Thursday, June 11, 2015

Terry Mason, associate dean for research and development in the Indiana University School of Education, has been named the school’s interim dean, IU Bloomington Provost and Executive Vice President Lauren Robel has announced. He will begin this one-year appointment July 1.

Gerardo Gonzalez, dean of the school for the past 15 years, retires from his administrative role as dean June 30. He will return as a faculty member in the fall of 2016 and will serve as President Michael A. McRobbie’s special advisor on U.S.-Cuba relations.

Gonzalez was celebrated at a reception at the IU Auditorium on June 10, where Robel presented him with the President's Medal. In April, McRobbie presented him with the IU Latino Faculty and Staff Council’s first-ever Outstanding Achievement Award.

“Terry is an accomplished teacher, researcher and administrator committed to education as a foundational value of a democratic society,” Robel said. “He brings his comprehensive knowledge of the school and the university to the position, as well as an ongoing commitment to the excellent and global programs for which the school is justly celebrated.”

”Professor Mason is eminently qualified to assume the role of interim dean," Gonzalez said. "He has an outstanding record of scholarship and leadership in the school and the university, including serving as associate vice provost for research on the Bloomington campus. He is universally well-regarded by faculty, staff, students and the community at large. I look forward to working closely with him to ensure a smooth transition in the deanship.”

Mason has been at the IU School of Education for 21 years, starting as an assistant professor of curriculum and instruction. From 2004 to 2012, he was director of what was then IU’s Center for Social Studies and International Education. In recent years, he has directed Indiana University’s participation in several U.S. Agency for International Development-funded projects, including the Afghanistan Higher Education Project (2006 to 2011), the Macedonia Primary Education Project (2006 to 2010) and the South Sudan Higher Education Initiative for Equity and Leadership Development (2013 to 2015).

Mason received his Ph.D. from the UCLA Graduate School of Education in 1986 and has served on the faculty of the University of Georgia and Central Connecticut State University. He teaches courses in social studies methods, teacher education, and curriculum theory and practice; his research interests focus on social studies, teacher preparation and international education.

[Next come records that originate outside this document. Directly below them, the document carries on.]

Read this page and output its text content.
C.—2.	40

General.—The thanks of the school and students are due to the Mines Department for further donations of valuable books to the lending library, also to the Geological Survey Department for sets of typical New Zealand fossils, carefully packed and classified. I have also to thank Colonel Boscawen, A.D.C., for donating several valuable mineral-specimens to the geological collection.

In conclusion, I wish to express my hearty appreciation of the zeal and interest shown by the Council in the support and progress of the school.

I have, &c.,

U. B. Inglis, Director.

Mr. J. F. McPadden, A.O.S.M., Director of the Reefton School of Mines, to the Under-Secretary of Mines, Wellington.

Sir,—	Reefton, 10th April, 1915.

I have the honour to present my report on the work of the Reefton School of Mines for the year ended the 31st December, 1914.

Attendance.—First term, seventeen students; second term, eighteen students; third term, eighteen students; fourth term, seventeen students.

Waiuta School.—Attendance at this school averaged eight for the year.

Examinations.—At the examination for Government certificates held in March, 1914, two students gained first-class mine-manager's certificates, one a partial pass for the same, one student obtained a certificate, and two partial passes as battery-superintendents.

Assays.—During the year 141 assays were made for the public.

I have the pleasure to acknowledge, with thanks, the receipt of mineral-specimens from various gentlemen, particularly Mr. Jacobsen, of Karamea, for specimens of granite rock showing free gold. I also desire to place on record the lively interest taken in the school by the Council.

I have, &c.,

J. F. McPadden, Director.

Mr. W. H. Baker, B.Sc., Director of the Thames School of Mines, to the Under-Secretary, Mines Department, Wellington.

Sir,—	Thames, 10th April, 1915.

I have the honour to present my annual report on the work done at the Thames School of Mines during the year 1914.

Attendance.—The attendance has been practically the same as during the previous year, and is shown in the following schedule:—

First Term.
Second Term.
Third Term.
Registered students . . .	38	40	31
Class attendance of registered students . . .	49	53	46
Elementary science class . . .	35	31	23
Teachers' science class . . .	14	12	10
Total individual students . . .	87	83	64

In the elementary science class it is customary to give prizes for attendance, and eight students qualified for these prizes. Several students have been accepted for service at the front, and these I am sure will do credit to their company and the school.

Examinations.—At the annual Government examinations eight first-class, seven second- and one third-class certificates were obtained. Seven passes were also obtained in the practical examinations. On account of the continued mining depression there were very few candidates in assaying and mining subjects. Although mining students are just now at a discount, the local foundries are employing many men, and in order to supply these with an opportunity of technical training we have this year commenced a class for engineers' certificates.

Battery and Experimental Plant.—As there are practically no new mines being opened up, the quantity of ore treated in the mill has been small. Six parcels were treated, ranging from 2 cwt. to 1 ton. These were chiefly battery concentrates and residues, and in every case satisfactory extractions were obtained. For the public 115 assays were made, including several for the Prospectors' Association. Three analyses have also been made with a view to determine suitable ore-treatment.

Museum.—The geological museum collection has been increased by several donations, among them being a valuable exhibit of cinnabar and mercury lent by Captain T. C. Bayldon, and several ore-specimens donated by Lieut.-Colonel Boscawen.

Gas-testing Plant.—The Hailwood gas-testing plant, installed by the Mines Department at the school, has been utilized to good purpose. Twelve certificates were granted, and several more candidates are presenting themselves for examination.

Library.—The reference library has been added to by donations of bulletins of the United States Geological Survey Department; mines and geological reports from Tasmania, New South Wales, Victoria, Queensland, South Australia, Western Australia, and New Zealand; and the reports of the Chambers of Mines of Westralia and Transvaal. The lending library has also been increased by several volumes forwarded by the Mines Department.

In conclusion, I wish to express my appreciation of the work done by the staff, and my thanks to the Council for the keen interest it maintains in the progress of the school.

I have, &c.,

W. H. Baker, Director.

Over the next year, the School of Education will continue to do what it does well while reconfiguring and expanding some programs to better adapt to the 21st-century educational environment, Mason said.

“The role of technology in teaching needs to be well understood; we have enormous capacity to change the way teachers teach and students learn,” Mason said. “But schools are not necessarily tapping into this potential as well as they could. The School of Education can take a leading role in translating the capacity that exists into teaching practices that improve student learning.”

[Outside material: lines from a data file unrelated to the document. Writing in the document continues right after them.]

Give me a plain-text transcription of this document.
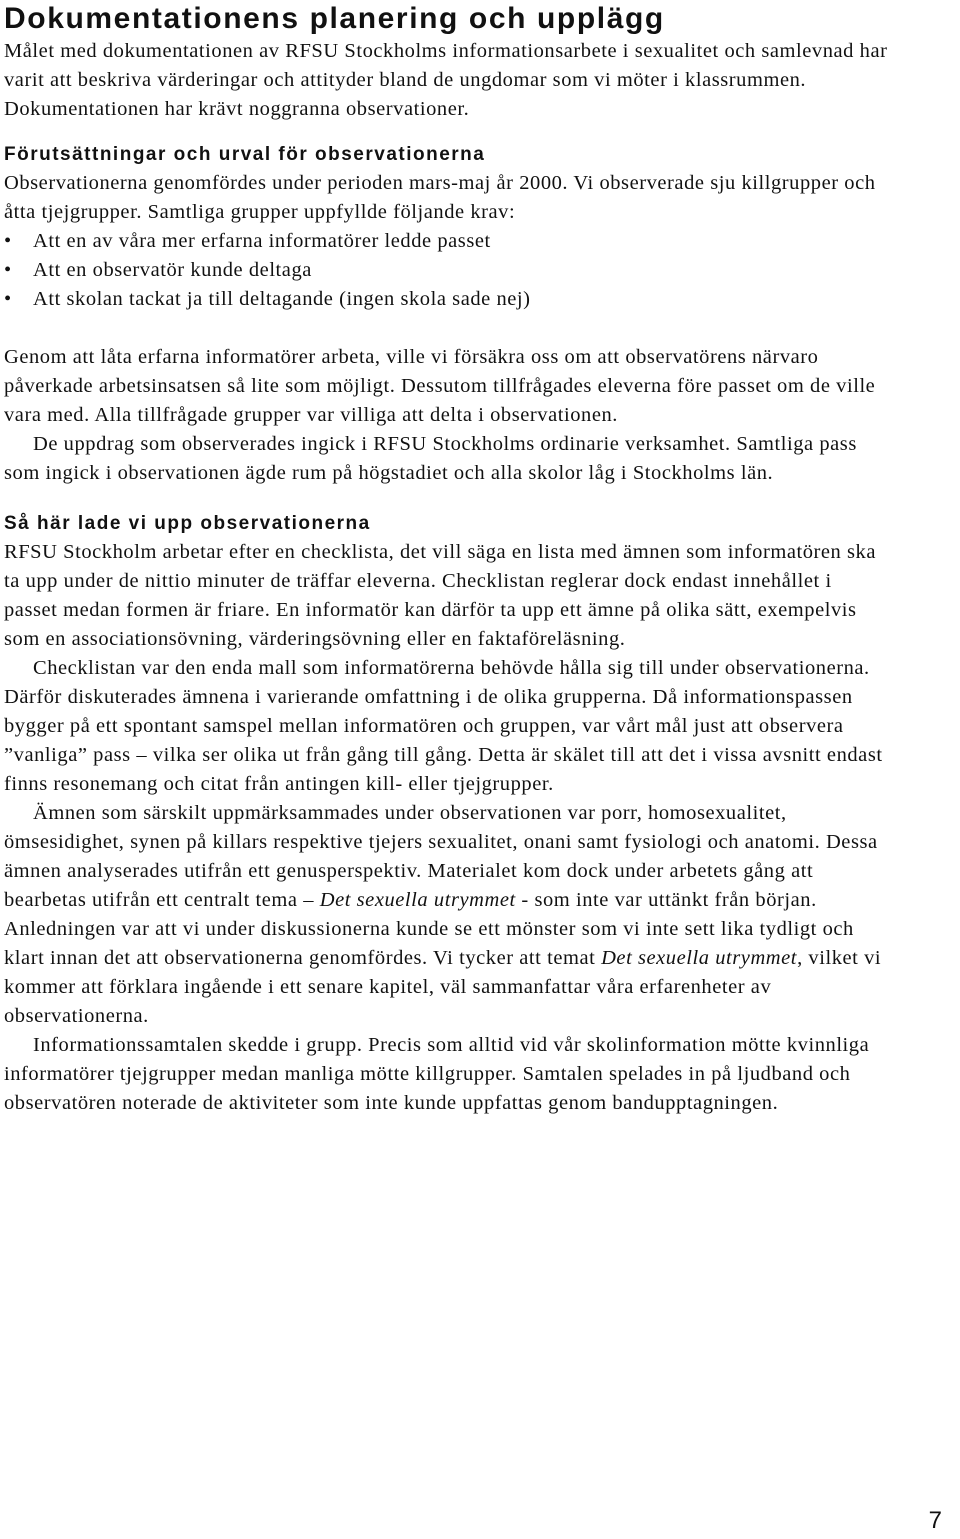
Dokumentationens planering och upplägg

Målet med dokumentationen av RFSU Stockholms informationsarbete i sexualitet och samlevnad har varit att beskriva värderingar och attityder bland de ungdomar som vi möter i klassrummen. Dokumentationen har krävt noggranna observationer.

Förutsättningar och urval för observationerna

Observationerna genomfördes under perioden mars-maj år 2000. Vi observerade sju killgrupper och åtta tjejgrupper. Samtliga grupper uppfyllde följande krav:

• Att en av våra mer erfarna informatörer ledde passet
• Att en observatör kunde deltaga
• Att skolan tackat ja till deltagande (ingen skola sade nej)

Genom att låta erfarna informatörer arbeta, ville vi försäkra oss om att observatörens närvaro påverkade arbetsinsatsen så lite som möjligt. Dessutom tillfrågades eleverna före passet om de ville vara med. Alla tillfrågade grupper var villiga att delta i observationen.

De uppdrag som observerades ingick i RFSU Stockholms ordinarie verksamhet. Samtliga pass som ingick i observationen ägde rum på högstadiet och alla skolor låg i Stockholms län.

Så här lade vi upp observationerna

RFSU Stockholm arbetar efter en checklista, det vill säga en lista med ämnen som informatören ska ta upp under de nittio minuter de träffar eleverna. Checklistan reglerar dock endast innehållet i passet medan formen är friare. En informatör kan därför ta upp ett ämne på olika sätt, exempelvis som en associationsövning, värderingsövning eller en faktaföreläsning.

Checklistan var den enda mall som informatörerna behövde hålla sig till under observationerna. Därför diskuterades ämnena i varierande omfattning i de olika grupperna. Då informationspassen bygger på ett spontant samspel mellan informatören och gruppen, var vårt mål just att observera ”vanliga” pass – vilka ser olika ut från gång till gång. Detta är skälet till att det i vissa avsnitt endast finns resonemang och citat från antingen kill- eller tjejgrupper.

Ämnen som särskilt uppmärksammades under observationen var porr, homosexualitet, ömsesidighet, synen på killars respektive tjejers sexualitet, onani samt fysiologi och anatomi. Dessa ämnen analyserades utifrån ett genusperspektiv. Materialet kom dock under arbetets gång att bearbetas utifrån ett centralt tema – Det sexuella utrymmet - som inte var uttänkt från början. Anledningen var att vi under diskussionerna kunde se ett mönster som vi inte sett lika tydligt och klart innan det att observationerna genomfördes. Vi tycker att temat Det sexuella utrymmet, vilket vi kommer att förklara ingående i ett senare kapitel, väl sammanfattar våra erfarenheter av observationerna.

Informationssamtalen skedde i grupp. Precis som alltid vid vår skolinformation mötte kvinnliga informatörer tjejgrupper medan manliga mötte killgrupper. Samtalen spelades in på ljudband och observatören noterade de aktiviteter som inte kunde uppfattas genom bandupptagningen.

7
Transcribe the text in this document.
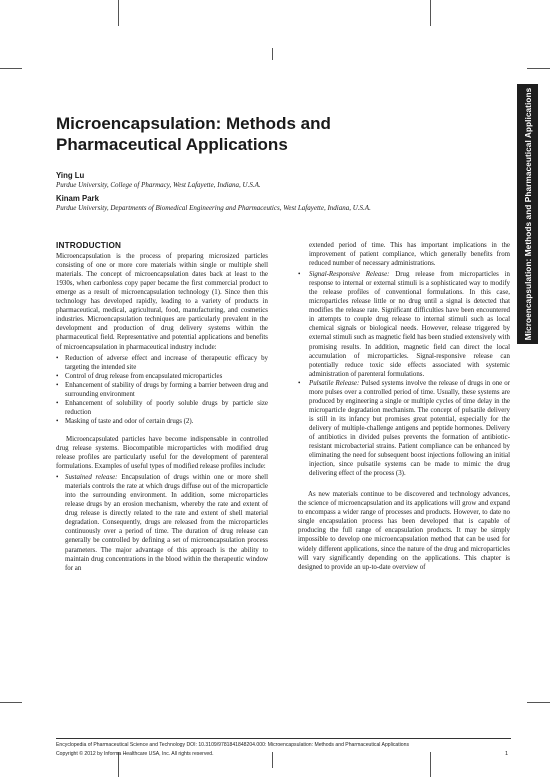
Microencapsulation: Methods and Pharmaceutical Applications
Microencapsulation: Methods and Pharmaceutical Applications
Ying Lu
Purdue University, College of Pharmacy, West Lafayette, Indiana, U.S.A.
Kinam Park
Purdue University, Departments of Biomedical Engineering and Pharmaceutics, West Lafayette, Indiana, U.S.A.
INTRODUCTION

Microencapsulation is the process of preparing microsized particles consisting of one or more core materials within single or multiple shell materials. The concept of microencapsulation dates back at least to the 1930s, when carbonless copy paper became the first commercial product to emerge as a result of microencapsulation technology (1). Since then this technology has developed rapidly, leading to a variety of products in pharmaceutical, medical, agricultural, food, manufacturing, and cosmetics industries. Microencapsulation techniques are particularly prevalent in the development and production of drug delivery systems within the pharmaceutical field. Representative and potential applications and benefits of microencapsulation in pharmaceutical industry include:

• Reduction of adverse effect and increase of therapeutic efficacy by targeting the intended site
• Control of drug release from encapsulated microparticles
• Enhancement of stability of drugs by forming a barrier between drug and surrounding environment
• Enhancement of solubility of poorly soluble drugs by particle size reduction
• Masking of taste and odor of certain drugs (2).

Microencapsulated particles have become indispensable in controlled drug release systems. Biocompatible microparticles with modified drug release profiles are particularly useful for the development of parenteral formulations. Examples of useful types of modified release profiles include:

• Sustained release: Encapsulation of drugs within one or more shell materials controls the rate at which drugs diffuse out of the microparticle into the surrounding environment. In addition, some microparticles release drugs by an erosion mechanism, whereby the rate and extent of drug release is directly related to the rate and extent of shell material degradation. Consequently, drugs are released from the microparticles continuously over a period of time. The duration of drug release can generally be controlled by defining a set of microencapsulation process parameters. The major advantage of this approach is the ability to maintain drug concentrations in the blood within the therapeutic window for an

extended period of time. This has important implications in the improvement of patient compliance, which generally benefits from reduced number of necessary administrations.

• Signal-Responsive Release: Drug release from microparticles in response to internal or external stimuli is a sophisticated way to modify the release profiles of conventional formulations. In this case, microparticles release little or no drug until a signal is detected that modifies the release rate. Significant difficulties have been encountered in attempts to couple drug release to internal stimuli such as local chemical signals or biological needs. However, release triggered by external stimuli such as magnetic field has been studied extensively with promising results. In addition, magnetic field can direct the local accumulation of microparticles. Signal-responsive release can potentially reduce toxic side effects associated with systemic administration of parenteral formulations.
• Pulsatile Release: Pulsed systems involve the release of drugs in one or more pulses over a controlled period of time. Usually, these systems are produced by engineering a single or multiple cycles of time delay in the microparticle degradation mechanism. The concept of pulsatile delivery is still in its infancy but promises great potential, especially for the delivery of multiple-challenge antigens and peptide hormones. Delivery of antibiotics in divided pulses prevents the formation of antibiotic-resistant microbacterial strains. Patient compliance can be enhanced by eliminating the need for subsequent boost injections following an initial injection, since pulsatile systems can be made to mimic the drug delivering effect of the process (3).

As new materials continue to be discovered and technology advances, the science of microencapsulation and its applications will grow and expand to encompass a wider range of processes and products. However, to date no single encapsulation process has been developed that is capable of producing the full range of encapsulation products. It may be simply impossible to develop one microencapsulation method that can be used for widely different applications, since the nature of the drug and microparticles will vary significantly depending on the applications. This chapter is designed to provide an up-to-date overview of

Encyclopedia of Pharmaceutical Science and Technology DOI: 10.3109/9781841848204.000: Microencapsulation: Methods and Pharmaceutical Applications
Copyright © 2012 by Informa Healthcare USA, Inc. All rights reserved.	1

Factors like the increase in high-stakes student assessment have made teaching more challenging, he said.

“We need to look carefully at the current K-12 school environment and make sure we are preparing teachers to be successful in those schools. At the same time we need to prepare leaders who can critically examine educational institutions as they exist and change them when necessary. Education, like any field, is becoming more globalized and we need to look at how we situate ourselves within a global context.”

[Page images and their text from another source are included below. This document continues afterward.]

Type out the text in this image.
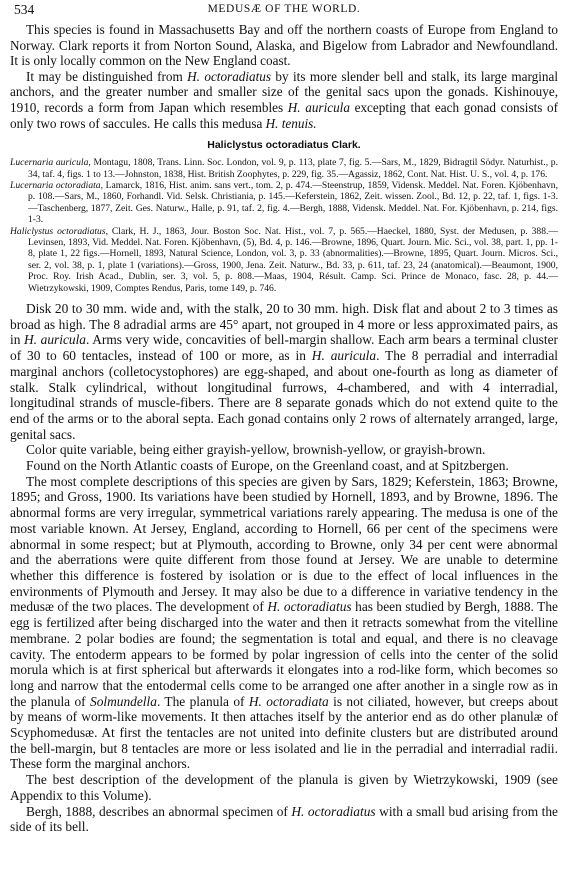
534	MEDUSÆ OF THE WORLD.

This species is found in Massachusetts Bay and off the northern coasts of Europe from England to Norway. Clark reports it from Norton Sound, Alaska, and Bigelow from Labrador and Newfoundland. It is only locally common on the New England coast.

It may be distinguished from H. octoradiatus by its more slender bell and stalk, its large marginal anchors, and the greater number and smaller size of the genital sacs upon the gonads. Kishinouye, 1910, records a form from Japan which resembles H. auricula excepting that each gonad consists of only two rows of saccules. He calls this medusa H. tenuis.

Haliclystus octoradiatus Clark.

Lucernaria auricula, Montagu, 1808, Trans. Linn. Soc. London, vol. 9, p. 113, plate 7, fig. 5.—Sars, M., 1829, Bidragtil Södyr. Naturhist., p. 34, taf. 4, figs. 1 to 13.—Johnston, 1838, Hist. British Zoophytes, p. 229, fig. 35.—Agassiz, 1862, Cont. Nat. Hist. U. S., vol. 4, p. 176.

Lucernaria octoradiata, Lamarck, 1816, Hist. anim. sans vert., tom. 2, p. 474.—Steenstrup, 1859, Vidensk. Meddel. Nat. Foren. Kjöbenhavn, p. 108.—Sars, M., 1860, Forhandl. Vid. Selsk. Christiania, p. 145.—Keferstein, 1862, Zeit. wissen. Zool., Bd. 12, p. 22, taf. 1, figs. 1-3.—Taschenberg, 1877, Zeit. Ges. Naturw., Halle, p. 91, taf. 2, fig. 4.—Bergh, 1888, Vidensk. Meddel. Nat. For. Kjöbenhavn, p. 214, figs. 1-3.

Haliclystus octoradiatus, Clark, H. J., 1863, Jour. Boston Soc. Nat. Hist., vol. 7, p. 565.—Haeckel, 1880, Syst. der Medusen, p. 388.—Levinsen, 1893, Vid. Meddel. Nat. Foren. Kjöbenhavn, (5), Bd. 4, p. 146.—Browne, 1896, Quart. Journ. Mic. Sci., vol. 38, part. 1, pp. 1-8, plate 1, 22 figs.—Hornell, 1893, Natural Science, London, vol. 3, p. 33 (abnormalities).—Browne, 1895, Quart. Journ. Micros. Sci., ser. 2, vol. 38, p. 1, plate 1 (variations).—Gross, 1900, Jena. Zeit. Naturw., Bd. 33, p. 611, taf. 23, 24 (anatomical).—Beaumont, 1900, Proc. Roy. Irish Acad., Dublin, ser. 3, vol. 5, p. 808.—Maas, 1904, Résult. Camp. Sci. Prince de Monaco, fasc. 28, p. 44.—Wietrzykowski, 1909, Comptes Rendus, Paris, tome 149, p. 746.

Disk 20 to 30 mm. wide and, with the stalk, 20 to 30 mm. high. Disk flat and about 2 to 3 times as broad as high. The 8 adradial arms are 45° apart, not grouped in 4 more or less approximated pairs, as in H. auricula. Arms very wide, concavities of bell-margin shallow. Each arm bears a terminal cluster of 30 to 60 tentacles, instead of 100 or more, as in H. auricula. The 8 perradial and interradial marginal anchors (colletocystophores) are egg-shaped, and about one-fourth as long as diameter of stalk. Stalk cylindrical, without longitudinal furrows, 4-chambered, and with 4 interradial, longitudinal strands of muscle-fibers. There are 8 separate gonads which do not extend quite to the end of the arms or to the aboral septa. Each gonad contains only 2 rows of alternately arranged, large, genital sacs.

Color quite variable, being either grayish-yellow, brownish-yellow, or grayish-brown.

Found on the North Atlantic coasts of Europe, on the Greenland coast, and at Spitzbergen.

The most complete descriptions of this species are given by Sars, 1829; Keferstein, 1863; Browne, 1895; and Gross, 1900. Its variations have been studied by Hornell, 1893, and by Browne, 1896. The abnormal forms are very irregular, symmetrical variations rarely appearing. The medusa is one of the most variable known. At Jersey, England, according to Hornell, 66 per cent of the specimens were abnormal in some respect; but at Plymouth, according to Browne, only 34 per cent were abnormal and the aberrations were quite different from those found at Jersey. We are unable to determine whether this difference is fostered by isolation or is due to the effect of local influences in the environments of Plymouth and Jersey. It may also be due to a difference in variative tendency in the medusæ of the two places. The development of H. octoradiatus has been studied by Bergh, 1888. The egg is fertilized after being discharged into the water and then it retracts somewhat from the vitelline membrane. 2 polar bodies are found; the segmentation is total and equal, and there is no cleavage cavity. The entoderm appears to be formed by polar ingression of cells into the center of the solid morula which is at first spherical but afterwards it elongates into a rod-like form, which becomes so long and narrow that the entodermal cells come to be arranged one after another in a single row as in the planula of Solmundella. The planula of H. octoradiata is not ciliated, however, but creeps about by means of worm-like movements. It then attaches itself by the anterior end as do other planulæ of Scyphomedusæ. At first the tentacles are not united into definite clusters but are distributed around the bell-margin, but 8 tentacles are more or less isolated and lie in the perradial and interradial radii. These form the marginal anchors.

The best description of the development of the planula is given by Wietrzykowski, 1909 (see Appendix to this Volume).

Bergh, 1888, describes an abnormal specimen of H. octoradiatus with a small bud arising from the side of its bell.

This summer, Mason will initiate the process for the School of Education’s dean search. He will also expand the school’s on-campus collaborations as he works with the School of Education faculty on ways that the school’s research connects to the grand challenges that will be identified as campus priorities starting this fall.

Grand challenges, as outlined in the Bicentennial Strategic Plan for IU Bloomington, are described as research initiatives that attack “big questions whose answers lie beyond current bounds of knowledge.” In many cases, solving such challenges requires cross-disciplinary collaboration.

“I’ve been involved with the strategic plan process," Mason said "I want the School of Education to take a leading and active role in working with professional schools, the College of Arts and Sciences and other units on campus on one or more grand challenges.”